Need some wooing

Dear Queenie,

  My husband helps me around the house and with the children without being asked, but when it comes to sex he always waits for me to make the first move. I know he wants sex and he finds me attractive, but he always expects me to start things going.

  Queenie, what is wrong with him?—Need some wooing

 

Dear Need,

  Perhaps your husband is afraid of being turned down if he approaches you when you are not in the mood for sex.

  Whatever the reason for his behaviour, I suggest professional counselling for both of you, preferably the two of you together, to help you understand each other’s preferences and needs.

Undecided

Dear Queenie,

  My boyfriend and I have been going together for years, but up to now there is no commitment. Sometimes I stay overnight with him, but there is no talk about moving in together, let alone getting married. Things are great between us, but I want some kind of commitment and I can’t get it from him.

  Queenie, should I just try to find someone else?—Undecided

 

Dear Undecided,

  It seems clear that your boyfriend is not willing to make any commitment to you. You will have to decide whether you are willing to settle for what you have now, or want to give it up to try to find something more with someone else.

Confused

Dear Queenie,

  My boyfriend and I have been living together for almost 2 years. A while ago he had dinner out with a friend I thought was a man, but when I asked how it went he didn’t want to talk about it. I found out a few days later that the friend was a woman, not a man, and when I told him what I knew he said they were just friends from work and he didn’t want me to know he had gone out with a woman because he was afraid I’d be jealous.

  Then he started staying with his brother a couple of nights a week, leaving me alone, and now he says he is not sure he wants a permanent relationship with me and he is talking about moving out altogether. He says we will still be going out together, but there won’t be anything physical anymore.

  Queenie, what am I supposed to think about all this?—Confused

 

Dear Confused,

  Your boyfriend is moving out of your relationship step-by-step. You might as well face the fact and make it easy for him by telling him to move out and be done with it – leaving you free to find someone else.

Worried sister

Dear Queenie,

  My sister is so determined to have a man in her life that nothing else matters. When we invite her to family occasions she won’t attend because she is hoping some man will ask her for a date. She spends a lot of time waiting alone with her phone for some man to call her instead of going out and doing things with family or friends.

  We, her family, and her friends wish she would spend some time with us instead of always waiting for some man to call her.

  Queenie, is there anything we can do?—Worried sister

 

Dear Sister,

  Your sister’s behaviour is not intended to hurt you. She just does not feel that she is worth anything if she does not have a man in her life. Try to accept her as she is.

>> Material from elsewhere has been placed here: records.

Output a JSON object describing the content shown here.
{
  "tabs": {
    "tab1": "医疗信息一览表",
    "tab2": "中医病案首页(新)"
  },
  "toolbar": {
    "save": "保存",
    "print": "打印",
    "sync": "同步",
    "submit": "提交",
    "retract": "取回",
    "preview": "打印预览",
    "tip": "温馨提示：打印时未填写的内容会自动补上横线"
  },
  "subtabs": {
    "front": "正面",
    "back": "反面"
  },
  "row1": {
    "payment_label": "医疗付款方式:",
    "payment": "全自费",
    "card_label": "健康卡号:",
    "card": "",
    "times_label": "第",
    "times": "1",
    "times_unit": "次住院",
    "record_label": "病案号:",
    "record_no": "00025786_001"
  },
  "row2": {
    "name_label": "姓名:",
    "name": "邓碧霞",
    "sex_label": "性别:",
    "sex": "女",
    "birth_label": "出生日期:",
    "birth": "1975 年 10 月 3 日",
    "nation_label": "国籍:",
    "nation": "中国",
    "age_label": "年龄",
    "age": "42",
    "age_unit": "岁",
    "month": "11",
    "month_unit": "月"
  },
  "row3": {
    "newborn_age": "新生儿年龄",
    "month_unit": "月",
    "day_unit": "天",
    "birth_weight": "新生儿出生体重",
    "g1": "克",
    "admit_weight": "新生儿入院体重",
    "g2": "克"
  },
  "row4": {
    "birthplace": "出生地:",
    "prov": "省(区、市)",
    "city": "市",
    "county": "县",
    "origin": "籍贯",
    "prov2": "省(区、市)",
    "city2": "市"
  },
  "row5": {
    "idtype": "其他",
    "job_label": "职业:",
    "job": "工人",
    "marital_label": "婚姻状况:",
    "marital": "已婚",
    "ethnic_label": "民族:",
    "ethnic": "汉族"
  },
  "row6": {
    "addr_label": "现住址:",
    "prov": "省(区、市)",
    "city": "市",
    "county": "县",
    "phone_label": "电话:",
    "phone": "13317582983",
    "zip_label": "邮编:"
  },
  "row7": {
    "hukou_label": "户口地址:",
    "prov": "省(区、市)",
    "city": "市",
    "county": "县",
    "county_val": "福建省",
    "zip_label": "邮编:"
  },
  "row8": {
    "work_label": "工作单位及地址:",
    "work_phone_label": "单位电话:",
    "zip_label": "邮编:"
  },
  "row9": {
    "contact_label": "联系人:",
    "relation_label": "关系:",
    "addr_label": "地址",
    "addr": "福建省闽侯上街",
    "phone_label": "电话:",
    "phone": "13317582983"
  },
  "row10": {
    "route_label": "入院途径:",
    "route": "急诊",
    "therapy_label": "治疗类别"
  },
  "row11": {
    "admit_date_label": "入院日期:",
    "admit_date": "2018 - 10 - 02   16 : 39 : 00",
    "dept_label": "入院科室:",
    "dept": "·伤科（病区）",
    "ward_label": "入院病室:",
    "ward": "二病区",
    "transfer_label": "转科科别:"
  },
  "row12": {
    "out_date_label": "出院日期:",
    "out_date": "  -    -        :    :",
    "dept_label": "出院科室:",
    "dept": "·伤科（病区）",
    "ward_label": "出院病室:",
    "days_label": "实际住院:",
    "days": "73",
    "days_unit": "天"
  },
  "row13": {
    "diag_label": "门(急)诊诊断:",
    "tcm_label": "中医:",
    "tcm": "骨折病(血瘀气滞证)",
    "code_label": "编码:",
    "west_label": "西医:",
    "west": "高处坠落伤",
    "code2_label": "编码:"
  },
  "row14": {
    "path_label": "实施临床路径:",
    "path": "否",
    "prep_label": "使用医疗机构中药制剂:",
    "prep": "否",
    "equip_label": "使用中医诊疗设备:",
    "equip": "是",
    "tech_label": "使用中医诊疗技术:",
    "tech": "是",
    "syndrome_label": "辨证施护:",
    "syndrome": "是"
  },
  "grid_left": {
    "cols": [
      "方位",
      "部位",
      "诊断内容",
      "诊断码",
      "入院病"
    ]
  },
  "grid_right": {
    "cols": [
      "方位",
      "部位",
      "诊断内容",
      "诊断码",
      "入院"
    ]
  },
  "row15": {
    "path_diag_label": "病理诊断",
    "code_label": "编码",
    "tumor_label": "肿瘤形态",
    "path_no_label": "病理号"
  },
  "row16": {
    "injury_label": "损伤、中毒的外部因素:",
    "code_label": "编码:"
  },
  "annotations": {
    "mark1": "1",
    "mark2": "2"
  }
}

  And, of course, any time you invite her to an event where you can tell her there will be some man you would like her to meet, I am sure she will want to attend.

Male friend (not boyfriend)

Dear Queenie,

  I have a friend who doesn’t drive, so I give her lifts whenever I can, but sometimes I just can’t help her. When this happens I try to explain why, but she gets mad and calls me a liar and stops speaking to me for a while.

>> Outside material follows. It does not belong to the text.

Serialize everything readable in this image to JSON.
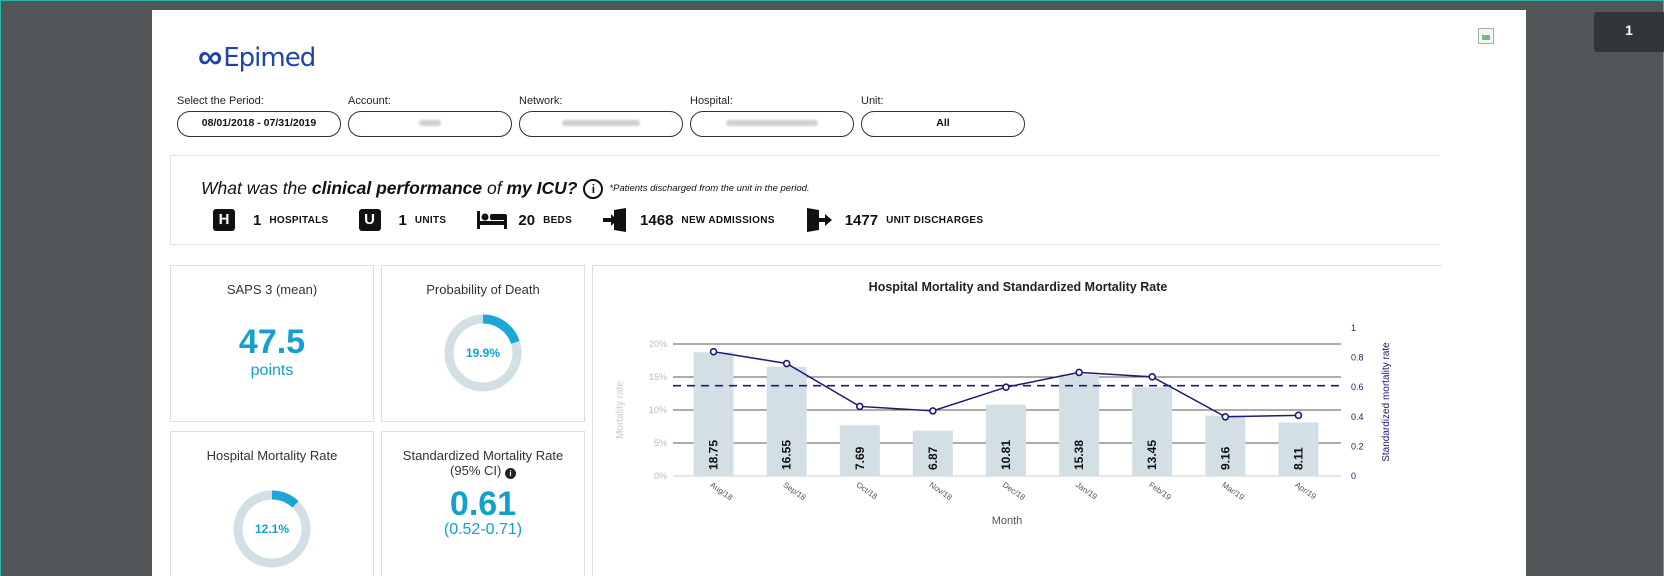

  Queenie, I want us to stay friends. What can I do?—Male friend (not boyfriend)

 

Dear Friend,

  Stop letting your friend take advantage of you. Start asking her to chip in for gas whenever she rides with you. Remind her that you are doing her a favour, and when driving her is not convenient for you, tell her so clearly (but nicely). And if she stops speaking to you, at least you will not have to be giving her rides.